Perhaps it's time the BMF or RYA (or both together) could actually set up an insurance policy, and all its members contribute an amount based on previous years turnover for example to indemnify any customer who loses out if a member goes bust?

Yeah, seems an easy enuf task for the RYA to push for, but I recomend no breath holding.........

Or a joint campaign from MOBO monthly and BigPoshBoat World?
 
David_Jersey;2268624 Yeah said:
This one has been round many times. Despite the noise made about it, the number of people who have "lost out" from either broker or builder failures is very small - although the consequences for each individual can be pretty severe.

As we have seen, there are already ways available of getting some protection and I am not sure an industry "insurance" scheme would work. Look at from a builder's or dealer's point of view - why should they pay a levy to support the failure of others? It puts their costs up for no benefit to them.

It makes more sense for buyers to pay an insurance premium because it is their money that is at risk. However, not sure how that would work as somebody would have to work out the risk associated with each individual or class of transaction - otherwise how would one assess premiums?

Buyers and sellers are individuals contracting with each other and if they are not prepared to accept the terms of a contract, then they should not engage.
 
Wow thanks forum for some really good and effective advice I am going to try the guarantee with the bank route and see what reply I get.
 
There I have it, manufacturer refuses any bank guarantees as they say it defeats the object of their being able to use the capital to build the boat!!!!!!!!!!!!!!!!!!!!
 
that means the builder in question is 1) not well capitalized 2) quite tight with the cash 3) they sold enough boats in the last shows and dont care about this deal 4) may be the dealer is telling a lie if you are negotiating with him
for this builder I hope it is 3
with the current economic climate I would be ready to pull off this deal right on if they dont give a gurantee just explain this to them, and as we say for the ladies down here just say NEXT
 
Yep,

I would explain to dealer/manufacturer that if they can't guarantee your money is safe... well you'll secure it yourself by paying it into an escerrow account until the boats completed and ready for handover....

If they don't go with that either then I would walk away - up to you what you do of course...
 
There I have it, manufacturer refuses any bank guarantees as they say it defeats the object of their being able to use the capital to build the boat!!!!!!!!!!!!!!!!!!!!

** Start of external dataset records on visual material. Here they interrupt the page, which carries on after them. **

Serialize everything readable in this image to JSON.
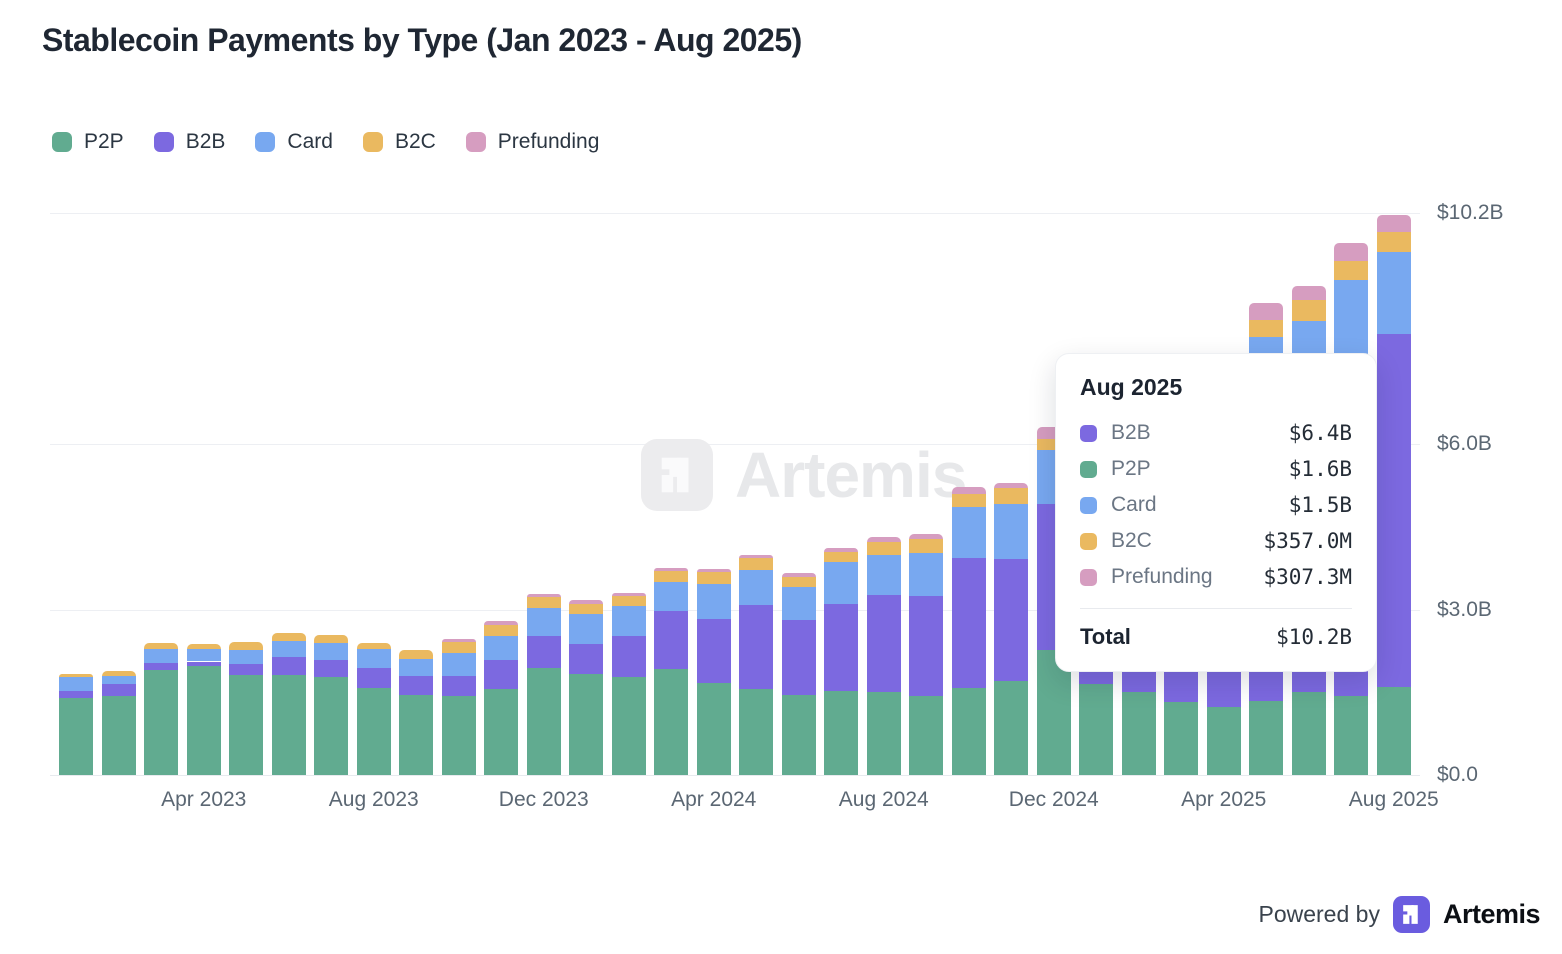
{
  "header": {
    "title": "Stablecoin Payments by Type (Jan 2023 - Aug 2025)"
  },
  "legend": {
    "items": [
      {
        "label": "P2P",
        "color": "#61ab90"
      },
      {
        "label": "B2B",
        "color": "#7c69e0"
      },
      {
        "label": "Card",
        "color": "#78a8f0"
      },
      {
        "label": "B2C",
        "color": "#eab960"
      },
      {
        "label": "Prefunding",
        "color": "#d69dc0"
      }
    ]
  },
  "chart_data": {
    "type": "bar",
    "stacked": true,
    "title": "Stablecoin Payments by Type (Jan 2023 - Aug 2025)",
    "unit": "USD billions",
    "grid": "horizontal",
    "legend_position": "top-left",
    "ylim": [
      0,
      10.2
    ],
    "categories": [
      "Jan 2023",
      "Feb 2023",
      "Mar 2023",
      "Apr 2023",
      "May 2023",
      "Jun 2023",
      "Jul 2023",
      "Aug 2023",
      "Sep 2023",
      "Oct 2023",
      "Nov 2023",
      "Dec 2023",
      "Jan 2024",
      "Feb 2024",
      "Mar 2024",
      "Apr 2024",
      "May 2024",
      "Jun 2024",
      "Jul 2024",
      "Aug 2024",
      "Sep 2024",
      "Oct 2024",
      "Nov 2024",
      "Dec 2024",
      "Jan 2025",
      "Feb 2025",
      "Mar 2025",
      "Apr 2025",
      "May 2025",
      "Jun 2025",
      "Jul 2025",
      "Aug 2025"
    ],
    "series": [
      {
        "name": "P2P",
        "color": "#61ab90",
        "values": [
          1.4,
          1.44,
          1.9,
          1.97,
          1.82,
          1.82,
          1.78,
          1.58,
          1.45,
          1.44,
          1.56,
          1.94,
          1.83,
          1.78,
          1.93,
          1.67,
          1.56,
          1.45,
          1.53,
          1.51,
          1.44,
          1.58,
          1.71,
          2.27,
          1.65,
          1.5,
          1.33,
          1.23,
          1.35,
          1.51,
          1.44,
          1.6
        ]
      },
      {
        "name": "B2B",
        "color": "#7c69e0",
        "values": [
          0.13,
          0.22,
          0.13,
          0.09,
          0.2,
          0.32,
          0.31,
          0.36,
          0.35,
          0.35,
          0.53,
          0.59,
          0.55,
          0.74,
          1.04,
          1.16,
          1.52,
          1.36,
          1.57,
          1.75,
          1.81,
          2.35,
          2.21,
          2.64,
          3.3,
          3.6,
          3.9,
          4.2,
          5.3,
          5.38,
          6.09,
          6.4
        ]
      },
      {
        "name": "Card",
        "color": "#78a8f0",
        "values": [
          0.24,
          0.13,
          0.26,
          0.23,
          0.25,
          0.3,
          0.31,
          0.35,
          0.31,
          0.43,
          0.44,
          0.5,
          0.55,
          0.55,
          0.53,
          0.64,
          0.64,
          0.61,
          0.76,
          0.74,
          0.78,
          0.93,
          0.99,
          0.99,
          1.05,
          1.2,
          1.3,
          1.4,
          1.3,
          1.35,
          1.45,
          1.5
        ]
      },
      {
        "name": "B2C",
        "color": "#eab960",
        "values": [
          0.07,
          0.09,
          0.11,
          0.09,
          0.14,
          0.13,
          0.14,
          0.11,
          0.15,
          0.2,
          0.2,
          0.2,
          0.18,
          0.18,
          0.2,
          0.22,
          0.21,
          0.18,
          0.18,
          0.22,
          0.25,
          0.24,
          0.29,
          0.2,
          0.28,
          0.3,
          0.32,
          0.35,
          0.31,
          0.38,
          0.35,
          0.36
        ]
      },
      {
        "name": "Prefunding",
        "color": "#d69dc0",
        "values": [
          0,
          0,
          0,
          0,
          0,
          0,
          0,
          0,
          0,
          0.04,
          0.06,
          0.06,
          0.06,
          0.06,
          0.06,
          0.04,
          0.06,
          0.07,
          0.08,
          0.1,
          0.09,
          0.12,
          0.1,
          0.22,
          0.22,
          0.25,
          0.28,
          0.3,
          0.3,
          0.26,
          0.32,
          0.31
        ]
      }
    ],
    "y_ticks": [
      {
        "value": 10.2,
        "label": "$10.2B"
      },
      {
        "value": 6.0,
        "label": "$6.0B"
      },
      {
        "value": 3.0,
        "label": "$3.0B"
      },
      {
        "value": 0.0,
        "label": "$0.0"
      }
    ],
    "x_tick_labels": [
      {
        "index": 3,
        "label": "Apr 2023"
      },
      {
        "index": 7,
        "label": "Aug 2023"
      },
      {
        "index": 11,
        "label": "Dec 2023"
      },
      {
        "index": 15,
        "label": "Apr 2024"
      },
      {
        "index": 19,
        "label": "Aug 2024"
      },
      {
        "index": 23,
        "label": "Dec 2024"
      },
      {
        "index": 27,
        "label": "Apr 2025"
      },
      {
        "index": 31,
        "label": "Aug 2025"
      }
    ]
  },
  "tooltip": {
    "title": "Aug 2025",
    "rows": [
      {
        "label": "B2B",
        "value": "$6.4B",
        "color": "#7c69e0"
      },
      {
        "label": "P2P",
        "value": "$1.6B",
        "color": "#61ab90"
      },
      {
        "label": "Card",
        "value": "$1.5B",
        "color": "#78a8f0"
      },
      {
        "label": "B2C",
        "value": "$357.0M",
        "color": "#eab960"
      },
      {
        "label": "Prefunding",
        "value": "$307.3M",
        "color": "#d69dc0"
      }
    ],
    "total_label": "Total",
    "total_value": "$10.2B"
  },
  "watermark": {
    "text": "Artemis"
  },
  "footer": {
    "powered_by": "Powered by",
    "brand": "Artemis"
  }
}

I'm not all that surprised to hear that and I have some sympathy with the builder's position. Think about a property construction contract - the builder is paid agreed perecentages of the contract sum against agreed milestones or independent valuations.

Of course you can take the deal elsewhere but, if this is the boat you want and you do have confidence in the builder, you may be able to a agree a payment plan that reduces your exposure to an acceptable level by ensuring that the aggregate amount paid from time to time is no more than is reasonably necessary to meet direct costs. The point you can/should make back to them is that you understand their desire/need to use your money to finance the build but you're not willing to finance their overhead or pay their profit before the boat is delivered. May still not work but could be a compromise that works for both sides.